In 1833 Emerson returned to America, confirmed in his determination to wait patiently the issue of events. Already he was revolving plans for his first book. He settled in Concord, drawn partly by his brother Charles's influence and partly by his boyhood love of the place. It was convenient also to East Lexington, where he accepted a call to act as temporary pastor. He and his mother first lived in the Old Manse; but in 1835, upon his engagement to Lydian Jackson, he bought the house on the old stage road to Boston which became his home. for the rest of his life. The early days in Concord were saddened by news of the death of his brother Edward, for whom Emerson had cherished an almost adoring admiration. The youngest brother Charles did not long survive; he died two years later, in 1836. Him Emerson

describes as "clean and sweet in life, untempted almost." The loss of these brothers was too sore ever to be repaired, for they had been from earliest years so closely bound to Emerson that it was as if a part of his mental faculty had gone with them.

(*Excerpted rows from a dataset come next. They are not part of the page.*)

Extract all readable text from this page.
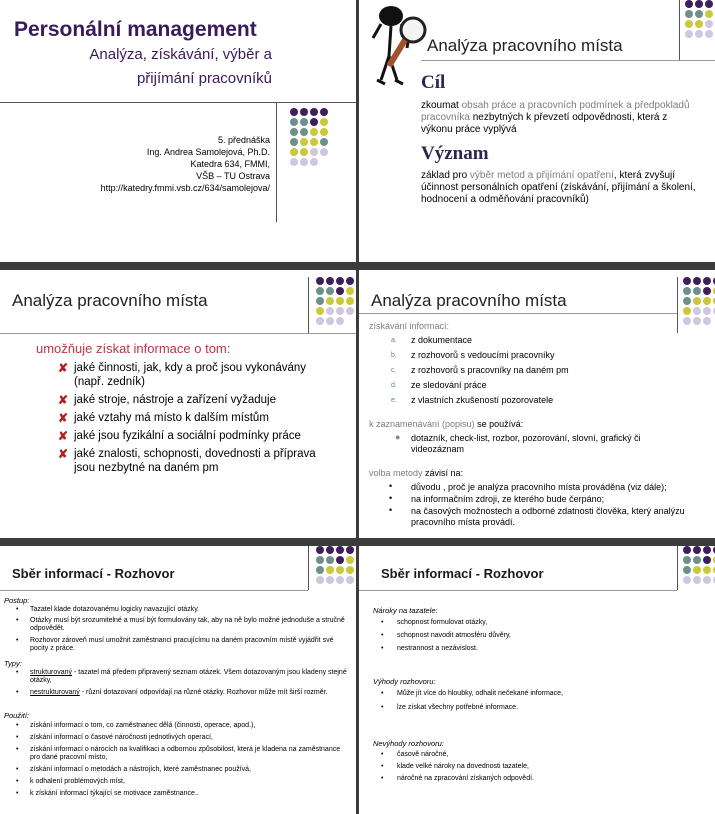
Personální management
Analýza, získávání, výběr a
přijímání pracovníků
5. přednáška
Ing. Andrea Samolejová, Ph.D.
Katedra 634, FMMI,
VŠB – TU Ostrava
http://katedry.fmmi.vsb.cz/634/samolejova/
Analýza pracovního místa
Cíl
zkoumat obsah práce a pracovních podmínek a předpokladů pracovníka nezbytných k převzetí odpovědnosti, která z výkonu práce vyplývá
Význam
základ pro výběr metod a přijímání opatření, která zvyšují účinnost personálních opatření (získávání, přijímání a školení, hodnocení a odměňování pracovníků)
Analýza pracovního místa
umožňuje získat informace o tom:
✘ jaké činnosti, jak, kdy a proč jsou vykonávány (např. zedník)
✘ jaké stroje, nástroje a zařízení vyžaduje
✘ jaké vztahy má místo k dalším místům
✘ jaké jsou fyzikální a sociální podmínky práce
✘ jaké znalosti, schopnosti, dovednosti a příprava jsou nezbytné na daném pm
Analýza pracovního místa
získávání informací:
a. z dokumentace
b. z rozhovorů s vedoucími pracovníky
c. z rozhovorů s pracovníky na daném pm
d. ze sledování práce
e. z vlastních zkušeností pozorovatele
k zaznamenávání (popisu) se používá:
● dotazník, check-list, rozbor, pozorování, slovní, grafický či videozáznam
volba metody závisí na:
• důvodu , proč je analýza pracovního místa prováděna (viz dále);
• na informačním zdroji, ze kterého bude čerpáno;
• na časových možnostech a odborné zdatnosti člověka, který analýzu pracovního místa provádí.
Sběr informací - Rozhovor
Postup:
• Tazatel klade dotazovanému logicky navazující otázky.
• Otázky musí být srozumitelné a musí být formulovány tak, aby na ně bylo možné jednoduše a stručně odpovědět.
• Rozhovor zároveň musí umožnit zaměstnanci pracujícímu na daném pracovním místě vyjádřit své pocity z práce.
Typy:
• strukturovaný - tazatel má předem připravený seznam otázek. Všem dotazovaným jsou kladeny stejné otázky,
• nestrukturovaný - různí dotazovaní odpovídají na různé otázky. Rozhovor může mít širší rozměr.
Použití:
• získání informací o tom, co zaměstnanec dělá (činnosti, operace, apod.),
• získání informací o časové náročnosti jednotlivých operací,
• získání informací o nárocích na kvalifikaci a odbornou způsobilost, která je kladena na zaměstnance pro dané pracovní místo,
• získání informací o metodách a nástrojích, které zaměstnanec používá,
• k odhalení problémových míst,
• k získání informací týkající se motivace zaměstnance..
Sběr informací - Rozhovor
Nároky na tazatele:
• schopnost formulovat otázky,
• schopnost navodit atmosféru důvěry,
• nestrannost a nezávislost.
Výhody rozhovoru:
• Může jít více do hloubky, odhalit nečekané informace,
• lze získat všechny potřebné informace.
Nevýhody rozhovoru:
• časově náročné,
• klade velké nároky na dovednosti tazatele,
• náročné na zpracování získaných odpovědí.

He bore their death bravely, as he had borne that of his wife, but it is undeniable that to this bereavement must be traced in some measure that gentle reticence of spirit which marked his social intercourse outside his own family circle.

Emerson began his literary career in 1836 with the publication of Nature, "the azure book" that Carlyle welcomed with warm praise as a foundation for work of real value to the race. Carlyle's prophecy proved true, but at first there were few who shared his enthusiasm. This first book of Emerson may almost be called an epitome of his later teaching. It is remarkable as well for the beauty of its expression; many of its passages are prose poetry of delicate but inspiring imagination.

Two years earlier, by speaking before the Mechanic Institute of Boston, Emerson had entered on the field of lecturing. New England lyceums, called into existence by a general desire for culture, attracted many speakers from home and abroad, but none who exerted a deeper influence than he. Almost every year as long as his health permitted him, he delivered lecture courses in Boston. At first he gave besides only an occasional address in his own village or in some other New England town, but gradually his engagements called him farther and farther from home,-to New York, Philadelphia, Pittsburgh, and westward, until after 1850 he made trips even beyond the Mississippi. In the winter of 1847-48 he gave a series of courses in England and Scotland. Of Emerson as a lecturer we have many descriptions. He was singularly impressive, though his

manner was quiet and his style unoratorical. He read from notes, handling his manuscripts with hesitation and looking out over his audience with a farseeing gaze that was at once kindly and remote. He had his hearers with him from the start, even those who did not understand what he was saying, and passed from one of his quaintly humorous illustrations to his gravest teachings without a break in their responsive attention. The compelling principle was his high, serene character; that was "the something deeper than his words" to which Lowell alludes in his essay on Emerson as a lecturer. It spoke in every word and in his quiet presence, but especially in his voice,-"that undertow of the rich baritone that swept minds from their foothold into deeper waters with a drift they could not and would not resist." By force of this quiet, impressive personality Emerson made the lecture platform take the place of the pulpit he had left, and in a few years ceased even to serve as supply, devoting himself instead to this lay preaching. His lecture work extended over a period of forty-seven years, the last address being that of 1881.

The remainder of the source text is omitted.